When I first started seeing these pictures my initial thought was “What in the world are they doing?!” I couldn’t believe that someone would post a picture of their child feeding from their breast on social media and actually try to defend it by saying things like “It’s natural”, “All women should do this” and of course my first reaction was to say “What’s next?! Showing your baby’s poopy diaper, that’s natural and that’s what happens when the milk digests”. Now some of you may feel that I’m wrong here and I’m sure you will because I have been called an idiot and ignorant on social media.

I feel that this is exploiting children because, the women on there who are trying to prove a point do not take into consideration that pictures are on the internet forever and when that child grows up enough to be on social media, the last thing they want to see is them sucking milk from their mom’s boob. It’s embarrassing just like taking pictures of your kid using the potty for the first time or giving them a bath.

I look at it this way, I don’t want my child to see your boob flopped out any more than I want a man to whip out his penis and pee in public. That’s natural but, I don’t want to see it. There are options to not disrespect other people’s children in public and they won’t look away because they are kids and kids notice everything. When people have suggested that these women use covers or feed their kids breast milk in bottles they fire back and say “My child won’t take a bottle” or the famous one “Why don’t you put a cover over your head while you eat” first off, that doesn’t make any sense, a child should not ever be solely dependent on it’s mother’s nipple alone and I don’t suck on anyone’s boob when I eat, I eat with a spoon and a fork. I believe that both of those common reactions are excuses to “Prove a point”.

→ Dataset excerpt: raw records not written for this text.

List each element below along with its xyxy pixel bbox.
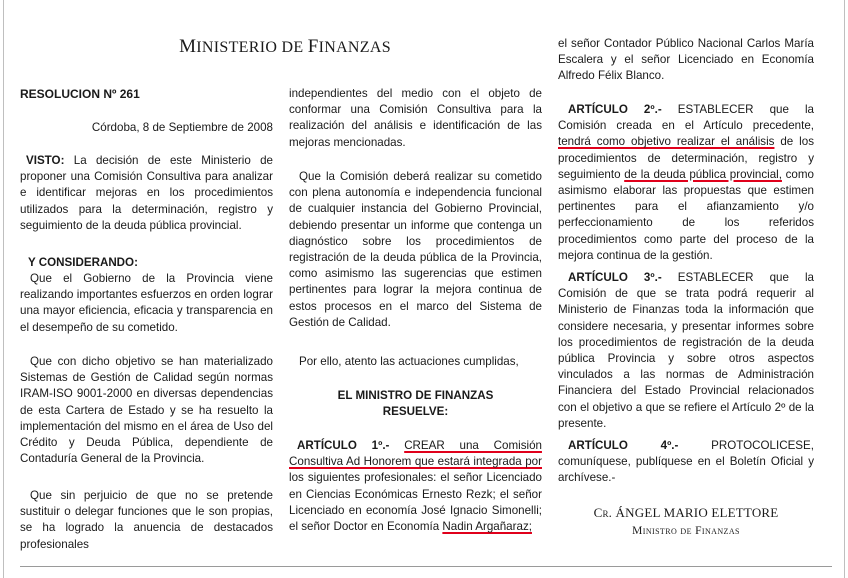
visto-paragraph: [20, 153, 273, 234]
article-4-label: ARTÍCULO 4º.-: [568, 439, 679, 452]
signature-role: Ministro de Finanzas: [632, 525, 740, 537]
article-1-underlined: CREAR una Comisión Consultiva Ad Honorem que estará integrada por: [289, 439, 542, 469]
article-3-text: ESTABLECER que la Comisión de que se trata podrá requerir al Ministerio de Finanzas toda la información que considere necesaria, y presentar informes sobre los procedimientos de registración de la deuda pública Provincia y sobre otros aspectos vinculados a las normas de Administración Financiera del Estado Provincial relacionados con el objetivo a que se refiere el Artículo 2º de la presente.: [558, 271, 814, 430]
left-border: [3, 0, 4, 578]
minister-heading: EL MINISTRO DE FINANZAS: [337, 389, 494, 402]
right-border: [844, 0, 845, 578]
article-2: [558, 102, 814, 264]
paragraph-comision: Que la Comisión deberá realizar su cometido con plena autonomía e independencia funcional de cualquier instancia del Gobierno Provincial, debiendo presentar un informe que contenga un diagnóstico sobre los procedimientos de registración de la deuda pública de la Provincia, como asimismo las sugerencias que estimen pertinentes para lograr la mejora continua de estos procesos en el marco del Sistema de Gestión de Calidad.: [289, 170, 542, 329]
paragraph-iram: Que con dicho objetivo se han materializado Sistemas de Gestión de Calidad según normas IRAM-ISO 9001-2000 en diversas dependencias de esta Cartera de Estado y se ha resuelto la implementación del mismo en el área de Uso del Crédito y Deuda Pública, dependiente de Contaduría General de la Provincia.: [20, 355, 273, 466]
article-2-underlined-1: tendrá como objetivo realizar el análisis: [558, 135, 775, 149]
article-2-underlined-2: de la deuda pública provincial,: [624, 167, 782, 181]
place-date: Córdoba, 8 de Septiembre de 2008: [91, 121, 273, 134]
article-1-text: los siguientes profesionales: el señor Licenciado en Ciencias Económicas Ernesto Rezk; el señor Licenciado en economía José Ignacio Simonelli; el señor Doctor en Economía: [289, 471, 542, 534]
resuelve-heading: RESUELVE:: [382, 405, 449, 418]
article-2-text-a: ESTABLECER que la Comisión creada en el Artículo precedente,: [558, 103, 814, 133]
visto-text: La decisión de este Ministerio de proponer una Comisión Consultiva para analizar e identificar mejoras en los procedimientos utilizados para la determinación, registro y seguimiento de la deuda pública provincial.: [20, 154, 273, 232]
article-3-label: ARTÍCULO 3º.-: [568, 271, 662, 284]
article-2-text-c: como asimismo elaborar las propuestas que estimen pertinentes para el afianzamiento y/o perfeccionamiento de los referidos procedimientos como parte del proceso de la mejora continua de la gestión.: [558, 167, 814, 262]
article-1: [289, 438, 542, 535]
page-title: MINISTERIO DE FINANZAS: [179, 36, 391, 57]
paragraph-escalera: el señor Contador Público Nacional Carlos María Escalera y el señor Licenciado en Economía Alfredo Félix Blanco.: [558, 37, 814, 83]
article-4: [558, 438, 814, 487]
article-3: [558, 270, 814, 432]
resolution-number: RESOLUCION Nº 261: [20, 87, 140, 101]
article-1-label: ARTÍCULO 1º.-: [297, 439, 390, 452]
bottom-rule: [20, 566, 832, 567]
visto-label: VISTO:: [26, 154, 65, 167]
article-1-underlined-name: Nadin Argañaraz;: [442, 520, 532, 534]
considerando-label: Y CONSIDERANDO:: [28, 256, 138, 269]
article-2-label: ARTÍCULO 2º.-: [568, 103, 662, 116]
paragraph-anuencia: Que sin perjuicio de que no se pretende sustituir o delegar funciones que le son propias, se ha logrado la anuencia de destacados profesionales: [20, 489, 273, 551]
paragraph-por-ello: Por ello, atento las actuaciones cumplidas,: [299, 355, 519, 368]
article-2-text-b: de los procedimientos de determinación, registro y seguimiento: [558, 135, 814, 181]
paragraph-independientes: independientes del medio con el objeto de conformar una Comisión Consultiva para la realización del análisis e identificación de las mejoras mencionadas.: [289, 87, 542, 149]
article-4-text: PROTOCOLICESE, comuníquese, publíquese en el Boletín Oficial y archívese.-: [558, 439, 814, 485]
considerando-paragraph: Que el Gobierno de la Provincia viene realizando importantes esfuerzos en orden lograr una mayor eficiencia, eficacia y transparencia en el desempeño de su cometido.: [20, 272, 273, 334]
signature-name: Cr. ÁNGEL MARIO ELETTORE: [593, 505, 779, 520]
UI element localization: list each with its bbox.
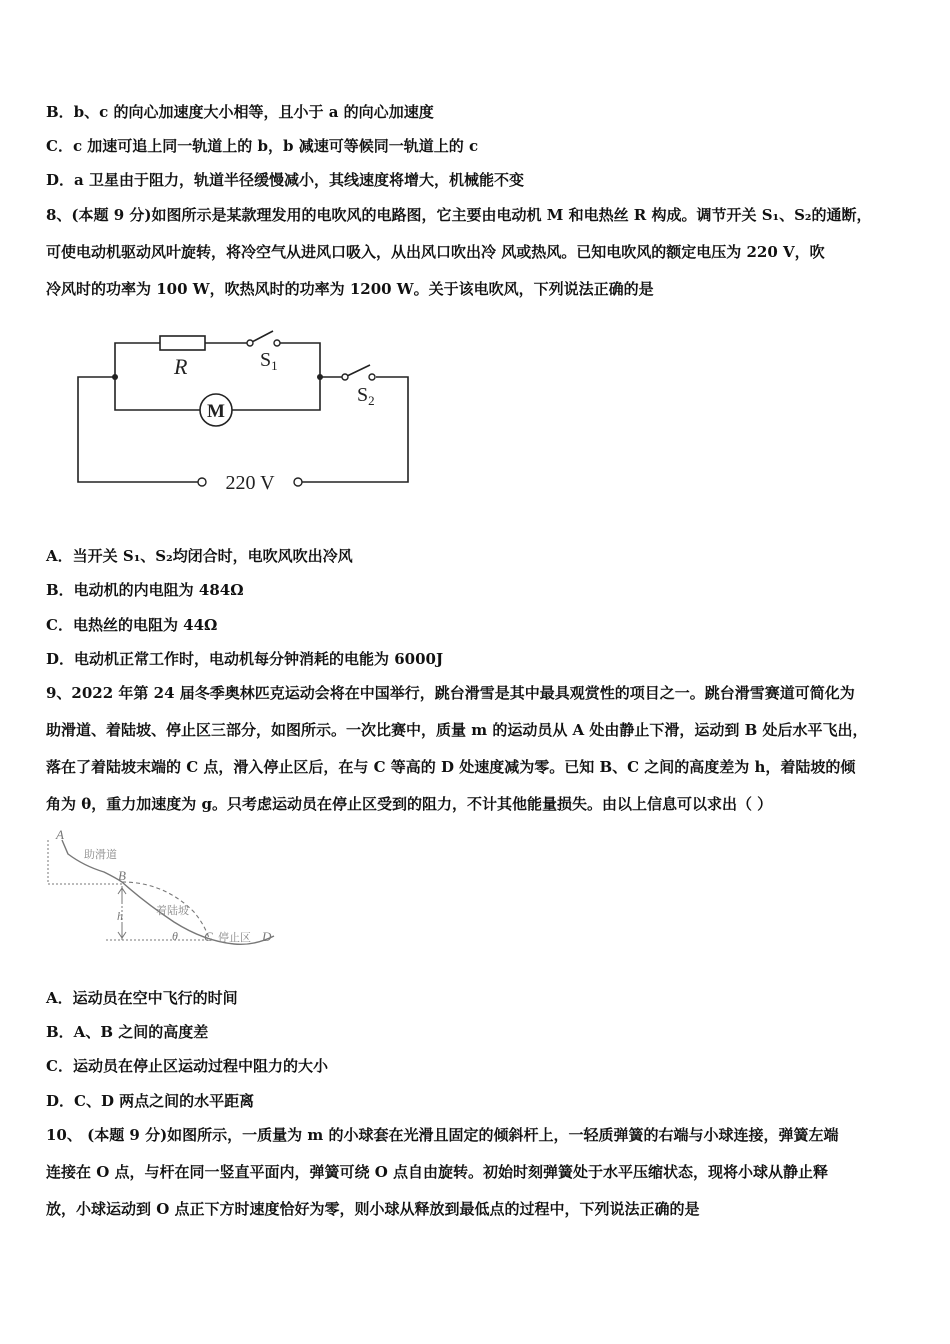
slope-label: 着陆坡 [156,905,189,917]
q10-stem-line1: 10、 (本题 9 分)如图所示，一质量为 m 的小球套在光滑且固定的倾斜杆上，一轻质弹簧的右端与小球连接，弹簧左端 [46,1126,839,1144]
q9-option-a: A．运动员在空中飞行的时间 [46,989,238,1007]
q8-option-a: A．当开关 S₁、S₂均闭合时，电吹风吹出冷风 [46,547,353,565]
height-label: h [117,909,123,923]
switch1-label: $S_1$ [260,349,278,373]
q8-option-c: C．电热丝的电阻为 44Ω [46,616,218,634]
ski-jump-diagram [44,826,284,956]
q9-option-b: B．A、B 之间的高度差 [46,1023,209,1041]
q9-stem-line4: 角为 θ，重力加速度为 g。只考虑运动员在停止区受到的阻力，不计其他能量损失。由以上信息可以求出（ ） [46,795,773,813]
q10-stem-line3: 放，小球运动到 O 点正下方时速度恰好为零，则小球从释放到最低点的过程中，下列说法正确的是 [46,1200,700,1218]
junction-left [112,374,118,380]
q8-stem-line2: 可使电动机驱动风叶旋转，将冷空气从进风口吸入，从出风口吹出冷 风或热风。已知电吹风的额定电压为 220 V，吹 [46,243,825,261]
circuit-diagram [70,325,420,500]
q9-stem-line3: 落在了着陆坡末端的 C 点，滑入停止区后，在与 C 等高的 D 处速度减为零。已知 B、C 之间的高度差为 h，着陆坡的倾 [46,758,856,776]
q9-stem-line1: 9、2022 年第 24 届冬季奥林匹克运动会将在中国举行，跳台滑雪是其中最具观赏性的项目之一。跳台滑雪赛道可简化为 [46,684,855,702]
point-c-label: C [204,929,213,944]
angle-label: θ [172,929,178,943]
junction-right [317,374,323,380]
runway-label: 助滑道 [84,849,117,861]
q8-stem-line1: 8、(本题 9 分)如图所示是某款理发用的电吹风的电路图，它主要由电动机 M 和电热丝 R 构成。调节开关 S₁、S₂的通断， [46,206,872,224]
point-a-label: A [56,827,64,842]
switch2-label: $S_2$ [357,384,375,408]
point-d-label: D [262,929,272,944]
terminal-right [294,478,302,486]
motor-label: M [207,401,225,422]
q9-stem-line2: 助滑道、着陆坡、停止区三部分，如图所示。一次比赛中，质量 m 的运动员从 A 处由静止下滑，运动到 B 处后水平飞出， [46,721,868,739]
q7-option-c: C．c 加速可追上同一轨道上的 b，b 减速可等候同一轨道上的 c [46,137,479,155]
q7-option-b: B．b、c 的向心加速度大小相等，且小于 a 的向心加速度 [46,103,434,121]
q9-option-c: C．运动员在停止区运动过程中阻力的大小 [46,1057,328,1075]
q9-option-d: D．C、D 两点之间的水平距离 [46,1092,255,1110]
q8-option-d: D．电动机正常工作时，电动机每分钟消耗的电能为 6000J [46,650,444,668]
q8-option-b: B．电动机的内电阻为 484Ω [46,581,244,599]
q10-stem-line2: 连接在 O 点，与杆在同一竖直平面内，弹簧可绕 O 点自由旋转。初始时刻弹簧处于水平压缩状态，现将小球从静止释 [46,1163,829,1181]
voltage-label: 220 V [225,472,275,494]
point-b-label: B [118,868,126,883]
stop-area-label: 停止区 [218,932,251,944]
q7-option-d: D．a 卫星由于阻力，轨道半径缓慢减小，其线速度将增大，机械能不变 [46,171,524,189]
terminal-left [198,478,206,486]
q8-stem-line3: 冷风时的功率为 100 W，吹热风时的功率为 1200 W。关于该电吹风，下列说法正确的是 [46,280,654,298]
resistor-label: R [174,354,188,379]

If a man cannot “be natural” and pull out his penis and pee in public, a woman should not be allowed to expose herself and flop out her boob. People are arrested for peeing in public, having sex in public or exposing their self in any way in public and I believe that flopping your boob out is also exposing yourself in public and should be punishable by law. There’s no excuse why you need to do that. It’s not natural to do that in public and it will not be accepted. I will not allow my child to see a woman’s breast at his young age. I’m not against breast feeding but, there are other ways to do it and regardless of what the mother says, I think that it needs to be enforced.

Recently, there was a story on a woman who went to a public place called Discovery Place in Charlotte, NC and she was told that she would have to go to the bathroom to breast feed her child. She became angry and went to the news with it and of course attention seeking women praised her for standing up for herself. However, she has no right to take her baby to a public kids play place and flop her boob out in front of all those children and I do feel like the company had a right to say what they said. Though she tried using the excuse that she paid for entry and that they don’t force patrons to eat in the bathroom, it’s an invalid argument. The fact is, children are extremely curious and I don’t want them staring at another woman’s boobs. Children are imitators and they do sometimes try things like that on other children when they see an adult having it done by a baby. That is not natural and I won’t stand for it.

Final Conclusion: If you refuse to cover up and you refuse to feed your child from a bottle, stay at home. I will not have to explain to my child why you have your boob exposed and I will not leave a place that I paid for because you want to cause a mess of drama.